I rolled up the windows and stared at her in astonishment.
“What the fuck was that?” I said, grinning. “Where did you learn to talk like that?”
“I don’t know what you’re talking about,” she said, thickening her accent even more. “I just think gettin’ pulled over was bad karma and we don’t need it. Say it with me, Seth: baaayd karema.”
“Baaayd kaaare-ma.” I snorted, and she burst out laughing.
“That was Oscar-worthy, Lex.”
“Oh my God, I don’t remember the last time I laughed that hard,” she said. “It’s so good to be home.”
I pulled back onto the highway. “Need I remind you that you’re on the Taconic Parkway in Bumblefuck, New York?”
“No,” she said. “This definitely feels like home.”
I wondered what she meant by that. I parsed her words for the next two miles as I stared out at the rolling green mountains in the distance and she checked email on her phone. A sign for food broke my concentration and I declared that it was time for a pit stop. I pulled over to a restaurant on the side of the road with DINER spelled out in red capital letters over the roof. I parked and immediately unlocked the door to stretch my legs. Ever since I started working out, I haven’t been able to take a long drive or a flight without the urge to flex and move—something I rarely craved back in my couch-potato days. I got out and did a few deep knee bends. When my cell phone dinged in the cup holder, Lex brought it out to me. “Text,” she said.
She glanced at the phone, and her brow furrowed.
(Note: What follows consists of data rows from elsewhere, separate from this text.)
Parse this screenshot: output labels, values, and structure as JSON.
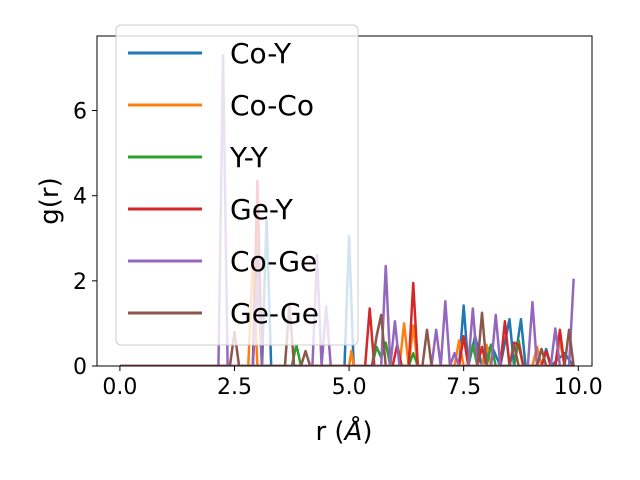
{
  "chart_data": {
    "type": "line",
    "xlabel": "r (",
    "xlabel_unit": "Å",
    "xlabel_close": ")",
    "ylabel": "g(r)",
    "xlim": [
      -0.5,
      10.3
    ],
    "ylim": [
      0,
      7.75
    ],
    "x_ticks": [
      0.0,
      2.5,
      5.0,
      7.5,
      10.0
    ],
    "x_tick_labels": [
      "0.0",
      "2.5",
      "5.0",
      "7.5",
      "10.0"
    ],
    "y_ticks": [
      0,
      2,
      4,
      6
    ],
    "y_tick_labels": [
      "0",
      "2",
      "4",
      "6"
    ],
    "legend_position": "top-left",
    "series": [
      {
        "name": "Co-Y",
        "color": "#1f77b4",
        "points": [
          [
            0,
            0
          ],
          [
            2.9,
            0
          ],
          [
            3.0,
            2.9
          ],
          [
            3.1,
            0
          ],
          [
            3.2,
            3.5
          ],
          [
            3.3,
            0
          ],
          [
            4.9,
            0
          ],
          [
            5.0,
            3.05
          ],
          [
            5.1,
            0
          ],
          [
            7.4,
            0
          ],
          [
            7.5,
            1.42
          ],
          [
            7.6,
            0
          ],
          [
            7.75,
            0.7
          ],
          [
            7.9,
            0
          ],
          [
            8.1,
            0.5
          ],
          [
            8.3,
            0
          ],
          [
            8.5,
            1.1
          ],
          [
            8.6,
            0
          ],
          [
            8.75,
            1.1
          ],
          [
            8.85,
            0
          ],
          [
            9.2,
            0
          ],
          [
            9.3,
            0.4
          ],
          [
            9.4,
            0
          ],
          [
            9.7,
            0.3
          ],
          [
            9.9,
            0
          ]
        ]
      },
      {
        "name": "Co-Co",
        "color": "#ff7f0e",
        "points": [
          [
            0,
            0
          ],
          [
            2.8,
            0
          ],
          [
            2.9,
            2.5
          ],
          [
            3.0,
            0
          ],
          [
            5.0,
            0
          ],
          [
            5.05,
            0.35
          ],
          [
            5.1,
            0
          ],
          [
            6.1,
            0
          ],
          [
            6.2,
            1.0
          ],
          [
            6.3,
            0
          ],
          [
            6.4,
            0.95
          ],
          [
            6.5,
            0
          ],
          [
            7.3,
            0
          ],
          [
            7.4,
            0.6
          ],
          [
            7.5,
            0
          ],
          [
            7.9,
            0
          ],
          [
            8.0,
            0.5
          ],
          [
            8.1,
            0
          ],
          [
            9.0,
            0
          ],
          [
            9.1,
            0.45
          ],
          [
            9.2,
            0
          ],
          [
            9.5,
            0
          ],
          [
            9.6,
            0.6
          ],
          [
            9.7,
            0
          ],
          [
            9.9,
            0
          ]
        ]
      },
      {
        "name": "Y-Y",
        "color": "#2ca02c",
        "points": [
          [
            0,
            0
          ],
          [
            3.75,
            0
          ],
          [
            3.85,
            0.5
          ],
          [
            3.95,
            0
          ],
          [
            5.5,
            0
          ],
          [
            5.6,
            0.45
          ],
          [
            5.7,
            0.2
          ],
          [
            5.8,
            0.55
          ],
          [
            5.9,
            0
          ],
          [
            6.3,
            0
          ],
          [
            6.4,
            0.3
          ],
          [
            6.5,
            0
          ],
          [
            7.6,
            0
          ],
          [
            7.7,
            0.5
          ],
          [
            7.8,
            0
          ],
          [
            8.0,
            0
          ],
          [
            8.1,
            0.5
          ],
          [
            8.2,
            0
          ],
          [
            8.6,
            0
          ],
          [
            8.7,
            0.6
          ],
          [
            8.8,
            0
          ],
          [
            9.9,
            0
          ]
        ]
      },
      {
        "name": "Ge-Y",
        "color": "#d62728",
        "points": [
          [
            0,
            0
          ],
          [
            2.9,
            0
          ],
          [
            3.0,
            4.35
          ],
          [
            3.1,
            0
          ],
          [
            5.35,
            0
          ],
          [
            5.45,
            1.35
          ],
          [
            5.55,
            0
          ],
          [
            5.95,
            0
          ],
          [
            6.05,
            0.5
          ],
          [
            6.15,
            0
          ],
          [
            6.3,
            0
          ],
          [
            6.4,
            1.95
          ],
          [
            6.5,
            0
          ],
          [
            7.4,
            0
          ],
          [
            7.5,
            0.7
          ],
          [
            7.6,
            0
          ],
          [
            7.8,
            0
          ],
          [
            7.9,
            0.45
          ],
          [
            8.0,
            0
          ],
          [
            8.3,
            0
          ],
          [
            8.4,
            1.05
          ],
          [
            8.5,
            0
          ],
          [
            8.6,
            0.55
          ],
          [
            8.7,
            0.5
          ],
          [
            8.8,
            0
          ],
          [
            9.2,
            0
          ],
          [
            9.3,
            0.35
          ],
          [
            9.4,
            0
          ],
          [
            9.5,
            0
          ],
          [
            9.6,
            0.85
          ],
          [
            9.7,
            0
          ],
          [
            9.9,
            0
          ]
        ]
      },
      {
        "name": "Co-Ge",
        "color": "#9467bd",
        "points": [
          [
            0,
            0
          ],
          [
            2.15,
            0
          ],
          [
            2.25,
            7.3
          ],
          [
            2.35,
            0
          ],
          [
            2.9,
            0
          ],
          [
            3.0,
            2.0
          ],
          [
            3.1,
            0
          ],
          [
            4.2,
            0
          ],
          [
            4.3,
            2.6
          ],
          [
            4.4,
            0
          ],
          [
            4.5,
            1.4
          ],
          [
            4.6,
            0
          ],
          [
            5.7,
            0
          ],
          [
            5.8,
            2.35
          ],
          [
            5.9,
            0
          ],
          [
            6.0,
            1.05
          ],
          [
            6.1,
            0
          ],
          [
            6.8,
            0
          ],
          [
            6.9,
            0.85
          ],
          [
            7.0,
            0
          ],
          [
            7.1,
            1.52
          ],
          [
            7.2,
            0
          ],
          [
            7.3,
            0.3
          ],
          [
            7.4,
            0
          ],
          [
            7.6,
            0
          ],
          [
            7.7,
            1.35
          ],
          [
            7.8,
            0
          ],
          [
            8.1,
            0
          ],
          [
            8.2,
            1.2
          ],
          [
            8.3,
            0
          ],
          [
            8.9,
            0
          ],
          [
            9.0,
            1.5
          ],
          [
            9.1,
            0
          ],
          [
            9.4,
            0
          ],
          [
            9.5,
            0.88
          ],
          [
            9.6,
            0
          ],
          [
            9.8,
            0
          ],
          [
            9.9,
            2.05
          ]
        ]
      },
      {
        "name": "Ge-Ge",
        "color": "#8c564b",
        "points": [
          [
            0,
            0
          ],
          [
            2.4,
            0
          ],
          [
            2.5,
            0.8
          ],
          [
            2.6,
            0
          ],
          [
            3.6,
            0
          ],
          [
            3.7,
            1.45
          ],
          [
            3.8,
            0
          ],
          [
            3.95,
            0
          ],
          [
            4.05,
            0.35
          ],
          [
            4.15,
            0
          ],
          [
            5.5,
            0
          ],
          [
            5.6,
            0.7
          ],
          [
            5.7,
            1.2
          ],
          [
            5.8,
            0
          ],
          [
            6.6,
            0
          ],
          [
            6.7,
            0.85
          ],
          [
            6.8,
            0
          ],
          [
            7.8,
            0
          ],
          [
            7.9,
            1.25
          ],
          [
            8.0,
            0
          ],
          [
            8.5,
            0
          ],
          [
            8.6,
            0.5
          ],
          [
            8.7,
            0
          ],
          [
            9.1,
            0
          ],
          [
            9.2,
            0.4
          ],
          [
            9.3,
            0
          ],
          [
            9.7,
            0
          ],
          [
            9.8,
            0.85
          ],
          [
            9.9,
            0
          ]
        ]
      }
    ]
  }
}
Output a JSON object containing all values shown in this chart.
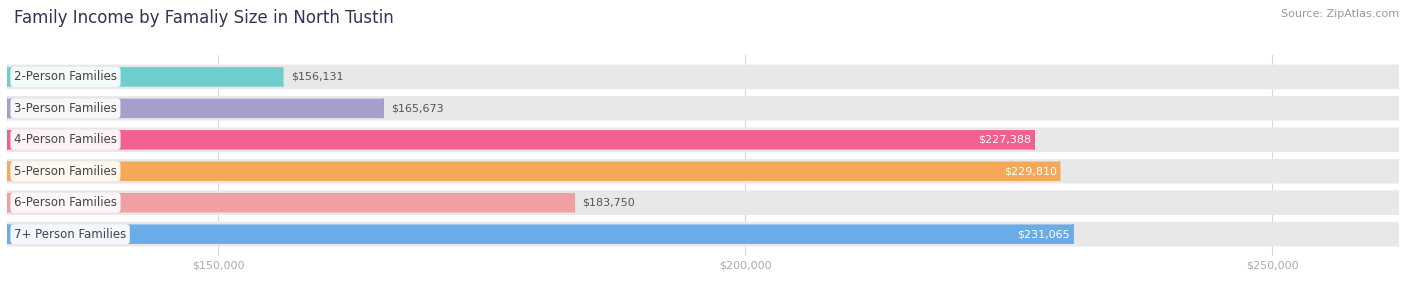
{
  "title": "Family Income by Famaliy Size in North Tustin",
  "source": "Source: ZipAtlas.com",
  "categories": [
    "2-Person Families",
    "3-Person Families",
    "4-Person Families",
    "5-Person Families",
    "6-Person Families",
    "7+ Person Families"
  ],
  "values": [
    156131,
    165673,
    227388,
    229810,
    183750,
    231065
  ],
  "bar_colors": [
    "#6ecece",
    "#a89ecc",
    "#f06090",
    "#f5a857",
    "#f0a0a0",
    "#6aabe8"
  ],
  "label_colors": [
    "#555555",
    "#555555",
    "#ffffff",
    "#ffffff",
    "#555555",
    "#ffffff"
  ],
  "x_min": 130000,
  "x_max": 262000,
  "x_ticks": [
    150000,
    200000,
    250000
  ],
  "x_tick_labels": [
    "$150,000",
    "$200,000",
    "$250,000"
  ],
  "background_color": "#ffffff",
  "title_fontsize": 12,
  "source_fontsize": 8,
  "bar_label_fontsize": 8,
  "category_fontsize": 8.5
}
I took it from her and saw the words she must have seen. They were from Nolan:
We need that surgical referral ASAP. Please send. Thanks.
Shit, I thought.
Lex stood with her hand on her hip, awaiting an explanation.
“It’s Nolan,” I finally said. “He fell off his bike training for the NYC triathlon and broke his collarbone.”
“Yeah, I heard about that. Bec told me about his accident. She always said he was a klutz.”